CGU alumna Jeanne Holm, recipient of the Distinguished Alumni Award
CISAT alumna Jeanne Holm, who serves as the senior technology advisor to Los Angeles Mayor Eric Garcetti

Jeanne Holm (MS ’01): A graduate of CGU’s Information Systems & Technology program, Jeanne Holm is an open data leader who has blazed multiple trails in the field. Technological advances continue to radically shape the flow of information, and Holm has served as a key player in improving technological support for information services at the federal and local levels. Currently Holm holds several roles with the City of Los Angeles—as deputy chief information officer/assistant general manager and as senior technology advisor to Los Angeles Mayor Eric Garcetti. Holm once told a reporter that her roles with the city have given her “the chance to really make a difference to people who I see every day on the street.” Previously she was a chief knowledge architect for NASA, driving innovation through collaborative systems, knowledge sharing, and social platforms; a senior consultant with the World Bank; and an evangelist for the Obama White House’s open government data initiative, among other positions.

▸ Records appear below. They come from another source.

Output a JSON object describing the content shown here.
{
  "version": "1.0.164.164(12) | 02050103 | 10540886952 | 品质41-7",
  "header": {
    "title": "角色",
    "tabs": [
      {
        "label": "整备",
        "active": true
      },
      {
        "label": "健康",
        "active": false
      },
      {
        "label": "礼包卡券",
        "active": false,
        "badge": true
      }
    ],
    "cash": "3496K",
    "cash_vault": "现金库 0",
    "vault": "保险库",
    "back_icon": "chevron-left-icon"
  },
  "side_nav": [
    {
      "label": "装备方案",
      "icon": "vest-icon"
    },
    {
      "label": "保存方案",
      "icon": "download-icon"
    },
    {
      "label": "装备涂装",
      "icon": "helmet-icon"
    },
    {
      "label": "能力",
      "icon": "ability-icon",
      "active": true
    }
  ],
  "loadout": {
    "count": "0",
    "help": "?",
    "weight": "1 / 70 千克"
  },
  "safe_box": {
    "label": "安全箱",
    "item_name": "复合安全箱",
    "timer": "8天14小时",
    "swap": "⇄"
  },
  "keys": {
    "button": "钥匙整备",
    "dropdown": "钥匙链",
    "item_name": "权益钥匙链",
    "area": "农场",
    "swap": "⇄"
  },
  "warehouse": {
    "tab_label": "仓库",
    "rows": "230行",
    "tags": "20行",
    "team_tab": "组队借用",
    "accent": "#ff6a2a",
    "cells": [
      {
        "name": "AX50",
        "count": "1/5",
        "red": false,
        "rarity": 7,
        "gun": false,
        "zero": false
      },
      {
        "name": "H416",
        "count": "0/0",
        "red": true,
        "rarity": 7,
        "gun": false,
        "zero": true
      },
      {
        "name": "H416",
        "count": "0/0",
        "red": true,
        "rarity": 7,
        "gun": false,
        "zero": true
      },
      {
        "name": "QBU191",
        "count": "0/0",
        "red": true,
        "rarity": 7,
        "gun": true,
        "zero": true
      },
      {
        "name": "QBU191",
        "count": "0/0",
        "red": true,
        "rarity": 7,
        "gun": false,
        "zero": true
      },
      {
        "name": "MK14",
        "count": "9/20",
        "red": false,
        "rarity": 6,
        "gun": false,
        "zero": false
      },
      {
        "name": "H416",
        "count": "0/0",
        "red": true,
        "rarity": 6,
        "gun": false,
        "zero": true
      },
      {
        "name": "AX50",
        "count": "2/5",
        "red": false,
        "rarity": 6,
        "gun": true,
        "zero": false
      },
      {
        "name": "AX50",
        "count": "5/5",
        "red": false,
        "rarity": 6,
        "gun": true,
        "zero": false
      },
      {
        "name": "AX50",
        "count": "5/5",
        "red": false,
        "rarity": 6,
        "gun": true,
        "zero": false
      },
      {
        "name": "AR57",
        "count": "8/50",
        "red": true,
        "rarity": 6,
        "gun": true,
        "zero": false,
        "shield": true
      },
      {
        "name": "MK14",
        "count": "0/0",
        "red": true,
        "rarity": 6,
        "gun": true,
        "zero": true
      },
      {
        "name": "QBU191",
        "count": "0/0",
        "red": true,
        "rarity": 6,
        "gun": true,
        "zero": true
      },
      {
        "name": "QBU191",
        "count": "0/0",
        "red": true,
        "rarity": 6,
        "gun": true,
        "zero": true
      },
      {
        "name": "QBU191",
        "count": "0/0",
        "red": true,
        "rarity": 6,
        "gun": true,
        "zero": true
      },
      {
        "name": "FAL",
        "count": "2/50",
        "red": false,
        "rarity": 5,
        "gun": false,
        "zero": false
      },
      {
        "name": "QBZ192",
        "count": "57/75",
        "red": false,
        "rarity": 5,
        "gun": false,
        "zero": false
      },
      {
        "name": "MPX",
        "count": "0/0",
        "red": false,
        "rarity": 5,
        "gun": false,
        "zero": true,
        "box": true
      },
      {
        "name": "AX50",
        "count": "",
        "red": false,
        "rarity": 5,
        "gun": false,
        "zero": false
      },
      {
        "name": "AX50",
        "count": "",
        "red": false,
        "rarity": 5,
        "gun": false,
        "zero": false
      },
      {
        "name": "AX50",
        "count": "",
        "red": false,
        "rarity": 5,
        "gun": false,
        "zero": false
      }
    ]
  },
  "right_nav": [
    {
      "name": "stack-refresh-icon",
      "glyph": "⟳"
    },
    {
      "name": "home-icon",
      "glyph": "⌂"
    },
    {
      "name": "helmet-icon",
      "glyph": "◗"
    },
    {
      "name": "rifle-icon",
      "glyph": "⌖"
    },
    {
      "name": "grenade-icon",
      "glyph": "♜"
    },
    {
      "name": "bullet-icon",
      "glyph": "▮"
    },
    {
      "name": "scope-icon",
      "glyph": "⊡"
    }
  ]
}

2018 Distinguished Alumni Service Award Recipients

Psychology alumnus Ralph Miller
Alumni service award recipient Ralph Miller

Ralph H. Miller (PhD, Psychology, ’79): “Amazing.” “A builder of confidence.” “Cool.” For more than thirty years, students used the same words and phrases to describe their experiences of studying with Ralph Miller. In April, the CGU alumni community mourned Miller’s passing after his battle with cancer. An emeritus professor of technology and operations management in the College of Business Administration at California State Polytechnic University, Pomona, Miller dedicated his efforts to supporting generations of students and advancing their research in the fields of statistics, data analysis, research design, and methodology at the undergraduate and graduate levels. Miller held a doctorate from CGU, a master’s degree from San Jose State University, and a bachelor’s degree from the University of California, Berkeley, all in the field of psychology.

 

Education doctorate alumnus Felton Williams
Alumni service award recipient Felton Williams

Felton Williams (PhD ’85): For more than four decades, Felton Williams has been an educational leader, teacher, and advocate on behalf of countless children and their families living in the many communities of southern Los Angeles County. Williams currently serves as a member of the Long Beach Unified School District Board of Education. During his tenure, he has also held the role of board president during four academic years. Long Beach Unified, the third largest school district in the state, has an operating budget of $700 million, with 6,000 teachers and staff and a student population of more than 84,000. His past administrative experience with California State University, in Long Beach and Dominguez Hills, includes serving as assistant to the associate dean of instructional services at Long Beach, and as assistant to the president and affirmative action officer at Dominguez Hills. Williams holds a doctorate in higher education from CGU, where he studied with Peter Drucker, and an MBA and bachelor’s degree in business administration from Cal State Long Beach.